Structural and optical properties of micro-diamonds with SiV- color centers

TL;DR

This study investigates the growth, structure, and optical properties of micro-diamonds with SiV- color centers, revealing their morphology, internal stress distribution, and the quantity of SiV- centers using experimental and simulation methods.

Contribution

It provides new insights into the microstructure and optical characteristics of micro-diamonds with SiV- centers, combining experimental analysis with Monte Carlo simulations.

Findings

Icosahedral diamonds exhibit higher hydrostatic stress.

SiV- centers are estimated to number a few thousand per micro-diamond.

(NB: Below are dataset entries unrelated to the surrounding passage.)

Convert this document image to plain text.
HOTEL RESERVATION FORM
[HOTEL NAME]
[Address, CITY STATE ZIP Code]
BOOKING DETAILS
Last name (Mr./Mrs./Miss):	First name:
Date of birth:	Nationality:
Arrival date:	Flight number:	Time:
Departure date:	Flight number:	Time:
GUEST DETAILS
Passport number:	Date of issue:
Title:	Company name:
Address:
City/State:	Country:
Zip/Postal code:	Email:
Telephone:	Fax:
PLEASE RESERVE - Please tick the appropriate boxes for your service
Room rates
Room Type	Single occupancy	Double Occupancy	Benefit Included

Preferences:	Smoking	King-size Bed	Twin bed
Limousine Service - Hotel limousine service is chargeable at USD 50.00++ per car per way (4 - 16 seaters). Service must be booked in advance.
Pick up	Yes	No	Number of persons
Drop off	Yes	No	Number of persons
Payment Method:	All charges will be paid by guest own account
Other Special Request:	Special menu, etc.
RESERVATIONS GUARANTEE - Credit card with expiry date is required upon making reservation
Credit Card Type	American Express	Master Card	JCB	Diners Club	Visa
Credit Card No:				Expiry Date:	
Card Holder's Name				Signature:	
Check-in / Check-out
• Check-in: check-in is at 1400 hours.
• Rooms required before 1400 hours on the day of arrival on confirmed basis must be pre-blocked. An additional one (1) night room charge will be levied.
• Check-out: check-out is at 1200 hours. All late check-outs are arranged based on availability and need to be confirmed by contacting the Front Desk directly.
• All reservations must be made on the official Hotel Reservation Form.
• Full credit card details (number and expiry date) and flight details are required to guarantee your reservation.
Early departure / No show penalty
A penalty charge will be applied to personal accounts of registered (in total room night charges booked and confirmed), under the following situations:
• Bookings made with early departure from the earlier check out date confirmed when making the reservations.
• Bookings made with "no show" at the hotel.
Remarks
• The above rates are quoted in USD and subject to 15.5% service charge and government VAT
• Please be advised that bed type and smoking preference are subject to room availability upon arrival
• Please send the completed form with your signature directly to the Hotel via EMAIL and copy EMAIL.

Micro-diamonds have distinct morphology and internal stress profiles.

Abstract

Isolated, micro-meter sized diamonds are grown by micro-wave plasma chemical vapour deposition technique on Si(001) substrates. Each diamond is uniquely identified by markers milled in the Si substrate by Ga+ focused ion beam. The morphology and micrograin structure analysis indicates that the diamonds are icosahedral or bi-crystals. Icosahedral diamonds have higher (up to $\sigma_\mathrm{h}$ = 2.3 GPa), and wider distribution ($\Delta\sigma_\mathrm{h}$ = 4.47 GPa) of hydrostatic stress built up at the microcrystal grain boundaries, compared to the other crystals. The number and spectral shape of SiV- color centers incorporated in the micro-diamonds is analysed, and estimated by means of temperature dependent photoluminescence measurements, and Montecarlo simulations. The Montecarlo simulations indicate that the number of SiV- color centers is a few thousand per micro-diamond.